By Courtney Trenwith
QNB and InvestBank let down their customers by not only failing to protect their private information but by then playing down the significance of the attacks
The recent leaking of customer data stolen from Qatar National Bank and Sharjah’s InvestBank is troubling; financial institutions are expected to be among the most secure organisations globally.
But what is most troubling is the banks’ public response to the hackings that prove their security is inadequate.
InvestBank has not made any public comment, whether to apologise to customers, reassure them that security would be enhanced or otherwise. While the data may have been recycled from December, its silence on this occasion will come as a disappointment to customers and shareholders who deserve an explanation.
QNB — the largest bank in the Middle East — also initially refused to comment, implying that the reports were false: “It is QNB Group policy not to comment on reports circulated via social media”.
Later, it conceded its security had been breached but attempted to dismiss the significance of the hacking. One affected customer claimed that when he called the bank, a QNB agent initially denied the hacking had occurred. When he proved them wrong, the bank guaranteed that even though his data and personal details had been made public, identity theft was “impossible”.
“Imagine that, the agent (who refused to give me his full name, ironic considering my full name and more was leaked by them worldwide) actually guaranteed this,” the customer told Doha News.
In a public statement on May 1, QNB attempted to downplay the seriousness of the breach. To suggest that the attack “only targeted a portion of Qatar-based customers” is a slap in the face to those who were hit. To have even one customer’s data stolen proves the bank’s security systems are deficient. In this case, up to 400,000 customers had at least some of their personal information stolen and published online. For QNB to dismiss the breach of these customers’ privacy is worrying, to say the least.
The bank went on to deny that those customers were not the intended target of the hacking.
“While some of the data recently released in the public domain may be accurate, much of it was constructed and contains a mixture of information from the attack as well as other non-QNB sources, such as personal data from social media channels,” the statement said.
“We believe the nature of this incident is fundamentally an attempted attack on QNB Group’s reputation and not specifically targeted at our customers.”

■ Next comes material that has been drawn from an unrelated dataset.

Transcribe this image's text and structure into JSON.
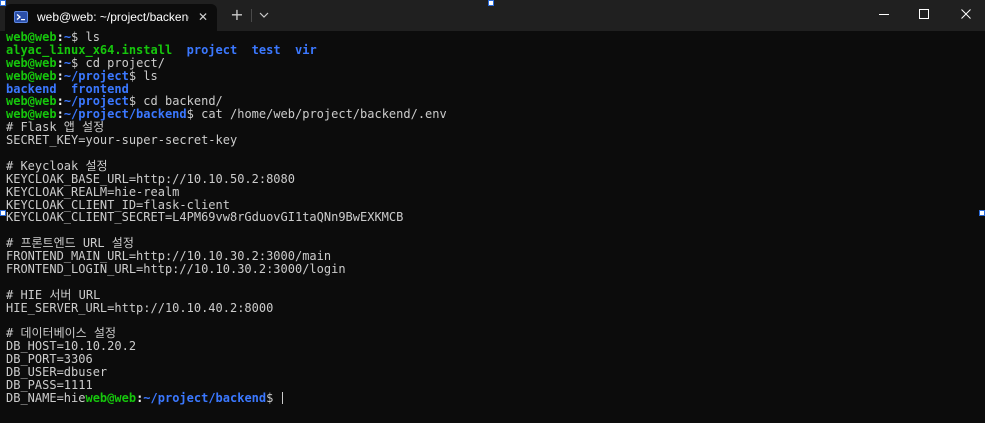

Whether the bank’s reputation was the target or not, the fact is up to 400,000 customers were caught in the middle because QNB failed to protect their information.
At a strategy meeting held last Tuesday, the bank apparently discussed everything but the security breach and how it would enhance its systems to prevent another such attack. According to a press release published in full by The Peninsula, QNB instead discussed how it would become a “Middle East and Africa (MEA) icon by 2017”.
A bank that fails to adequately respond to customers’ concerns will find it difficult to become an icon. QNB is not the only bank — nor the only institution with private customer or state data — to have been hacked. But few organisations whose security has been breached have responded in such a disappointing manner.
It is that response, not the hacking, that could prevent QNB from becoming an “icon” any time soon.